Jay Lemke is a Professor in the School of Education, Department of Educational Studies at the University of Michigan and Co-Editor of the journal Critical Discourse Studies. Before coming to Michigan, he was Executive Officer of the Ph.D. Program in Urban Education at the City University of New York Graduate Center and co-editor of Linguistics and Education. His research interests include science education, new learning technologies, multimedia semiotics, discourse analysis, and applications of complex systems theory to the study of social, cultural, and institutional change.
Understanding Interactivity: Relevance, Surprise, and Initiative, or Are Computer Games More Interactive than Your Grandmother?
In what sense are modern computer games “interactive”? How does the nature of their interactivity differ from using a word-processor, reading a book, or playing chess against an AI opponent? And how is it similar to the interactive dialogue of two people in conversation? These questions are important both for the design and the analysis of complex digital games. Useful answers can help us better understand how games sustain engagement with players, and perhaps suggest new ways they can do so. Relevant approaches may also generalize to complex interactive learning environments which balance education and entertainment goals.
I will present an analysis of these issues based on a functionalist social semiotics (Halliday, 1978, 1994; Lemke, 2002, 2005), which tries to connect meanings made to the activities in which those meanings function – here the playing of complex digital games.
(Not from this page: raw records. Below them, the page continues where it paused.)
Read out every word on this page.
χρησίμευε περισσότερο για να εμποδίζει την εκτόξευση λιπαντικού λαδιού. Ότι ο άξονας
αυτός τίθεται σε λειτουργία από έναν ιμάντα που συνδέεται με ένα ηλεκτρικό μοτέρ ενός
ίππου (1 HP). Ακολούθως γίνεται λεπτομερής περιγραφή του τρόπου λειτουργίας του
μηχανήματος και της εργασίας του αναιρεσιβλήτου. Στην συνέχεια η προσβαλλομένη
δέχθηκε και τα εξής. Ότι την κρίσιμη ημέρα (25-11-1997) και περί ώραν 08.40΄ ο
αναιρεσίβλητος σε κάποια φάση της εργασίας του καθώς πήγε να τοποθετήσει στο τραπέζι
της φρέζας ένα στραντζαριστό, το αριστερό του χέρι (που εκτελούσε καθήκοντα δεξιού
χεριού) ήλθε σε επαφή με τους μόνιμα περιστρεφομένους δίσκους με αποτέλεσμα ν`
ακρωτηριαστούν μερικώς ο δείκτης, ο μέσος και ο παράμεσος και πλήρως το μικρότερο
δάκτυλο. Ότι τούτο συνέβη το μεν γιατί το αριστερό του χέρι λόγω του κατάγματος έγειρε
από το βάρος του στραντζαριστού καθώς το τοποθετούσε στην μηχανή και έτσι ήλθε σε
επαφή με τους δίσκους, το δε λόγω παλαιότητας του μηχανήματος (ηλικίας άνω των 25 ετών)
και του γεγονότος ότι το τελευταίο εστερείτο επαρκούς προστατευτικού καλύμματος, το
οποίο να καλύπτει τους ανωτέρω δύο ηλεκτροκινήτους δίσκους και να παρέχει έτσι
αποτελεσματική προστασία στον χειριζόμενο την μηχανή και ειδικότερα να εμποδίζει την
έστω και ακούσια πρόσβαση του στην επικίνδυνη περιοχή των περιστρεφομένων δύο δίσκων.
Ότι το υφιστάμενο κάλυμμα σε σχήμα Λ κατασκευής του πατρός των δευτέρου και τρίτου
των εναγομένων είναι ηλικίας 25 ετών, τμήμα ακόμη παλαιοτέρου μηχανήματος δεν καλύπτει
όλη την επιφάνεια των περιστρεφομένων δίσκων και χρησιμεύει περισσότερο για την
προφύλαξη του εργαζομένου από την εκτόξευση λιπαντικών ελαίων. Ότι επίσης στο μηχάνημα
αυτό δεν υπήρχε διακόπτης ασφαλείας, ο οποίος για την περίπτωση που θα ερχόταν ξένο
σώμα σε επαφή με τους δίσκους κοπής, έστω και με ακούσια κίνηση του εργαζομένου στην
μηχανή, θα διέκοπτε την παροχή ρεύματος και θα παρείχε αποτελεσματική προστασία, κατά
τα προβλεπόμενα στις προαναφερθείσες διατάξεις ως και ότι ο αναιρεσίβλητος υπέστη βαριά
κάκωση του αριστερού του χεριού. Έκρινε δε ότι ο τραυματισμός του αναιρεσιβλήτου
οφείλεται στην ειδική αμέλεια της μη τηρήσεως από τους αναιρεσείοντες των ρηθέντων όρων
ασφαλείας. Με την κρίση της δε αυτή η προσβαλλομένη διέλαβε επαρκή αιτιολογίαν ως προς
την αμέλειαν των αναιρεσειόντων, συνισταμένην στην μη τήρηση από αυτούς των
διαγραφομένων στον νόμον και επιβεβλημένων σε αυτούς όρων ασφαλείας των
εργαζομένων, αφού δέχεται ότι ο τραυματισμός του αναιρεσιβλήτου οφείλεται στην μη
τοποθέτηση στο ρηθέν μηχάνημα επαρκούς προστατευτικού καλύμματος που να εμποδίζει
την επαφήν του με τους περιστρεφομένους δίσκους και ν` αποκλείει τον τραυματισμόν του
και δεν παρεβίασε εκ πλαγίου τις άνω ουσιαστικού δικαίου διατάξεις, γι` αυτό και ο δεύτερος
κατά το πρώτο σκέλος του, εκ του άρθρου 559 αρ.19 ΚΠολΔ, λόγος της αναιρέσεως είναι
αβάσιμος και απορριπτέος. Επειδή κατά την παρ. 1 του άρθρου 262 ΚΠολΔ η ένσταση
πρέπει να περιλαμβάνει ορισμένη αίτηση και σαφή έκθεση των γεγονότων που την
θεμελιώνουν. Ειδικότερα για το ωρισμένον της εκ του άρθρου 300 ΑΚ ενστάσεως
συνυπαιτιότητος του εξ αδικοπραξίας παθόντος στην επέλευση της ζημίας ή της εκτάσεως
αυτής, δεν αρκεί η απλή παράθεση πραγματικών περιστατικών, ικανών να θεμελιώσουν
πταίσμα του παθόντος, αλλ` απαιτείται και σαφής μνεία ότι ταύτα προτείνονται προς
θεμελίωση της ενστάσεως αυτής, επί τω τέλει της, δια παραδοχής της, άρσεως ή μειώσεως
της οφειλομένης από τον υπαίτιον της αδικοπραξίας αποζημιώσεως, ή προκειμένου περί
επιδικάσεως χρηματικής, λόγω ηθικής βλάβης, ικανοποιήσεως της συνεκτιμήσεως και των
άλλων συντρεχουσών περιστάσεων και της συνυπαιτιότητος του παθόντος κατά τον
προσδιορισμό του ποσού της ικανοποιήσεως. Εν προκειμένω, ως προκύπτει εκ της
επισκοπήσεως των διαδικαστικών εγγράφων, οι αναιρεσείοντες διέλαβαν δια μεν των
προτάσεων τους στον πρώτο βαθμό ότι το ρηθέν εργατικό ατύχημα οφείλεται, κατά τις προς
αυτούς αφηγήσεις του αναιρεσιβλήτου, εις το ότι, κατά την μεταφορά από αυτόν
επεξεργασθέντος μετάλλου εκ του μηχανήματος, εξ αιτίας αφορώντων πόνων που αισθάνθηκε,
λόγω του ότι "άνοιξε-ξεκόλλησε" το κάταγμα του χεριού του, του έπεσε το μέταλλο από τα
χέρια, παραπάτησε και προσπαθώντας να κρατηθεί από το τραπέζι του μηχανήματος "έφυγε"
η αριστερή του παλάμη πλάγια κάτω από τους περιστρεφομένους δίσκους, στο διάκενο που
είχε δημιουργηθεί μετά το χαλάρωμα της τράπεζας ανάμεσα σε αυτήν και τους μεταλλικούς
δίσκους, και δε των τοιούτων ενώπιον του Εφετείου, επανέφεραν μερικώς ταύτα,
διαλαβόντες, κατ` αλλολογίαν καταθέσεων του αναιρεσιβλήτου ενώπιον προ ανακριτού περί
In this model the key features of a sustainable and cumulative semiotic interaction include exchange of roles (e.g. initiator vs responder) and system output which is both surprising in its information value and relevantly responsive to user input and current context. The standard set by indefinitely sustainable conversational interaction between persons is near-Turing and beyond current AI technologies, but complex computer games use strategies which let them appear to players to meet these critical criteria on average across various timescales of gameplay. I will illustrate these strategies and apply the analysis to a number of well-known computer games of the last several years, such as The Sims 1&2, Civilization III&IV, Warcraft III, and assorted RPGs .
In game theory (Aarseth, 1997) has rightly questioned how the term “interactive” is applied to new media and in what sense it distinguishes them from print media or captures what is really compelling about complex digital games. His argument suggests that we need to explore just what we can and do mean by interactive media and what makes them compellingly interactive for us. In this analysis I will combine his approach to new media as depending on the relationship between two tiers (what the user sees vs. what the program does) with the insights of functional linguistics, social semiotics, and the theory of dialogism (Bakhtin, 1953), which together define the criteria for responsive reciprocity, role exchange, and the balance between novelty and relevance in sustaining interactive dialogue.
These issues are also critically important for the design of interactive learning environments and for our basic concept of what it means to learn dialogically across time and events.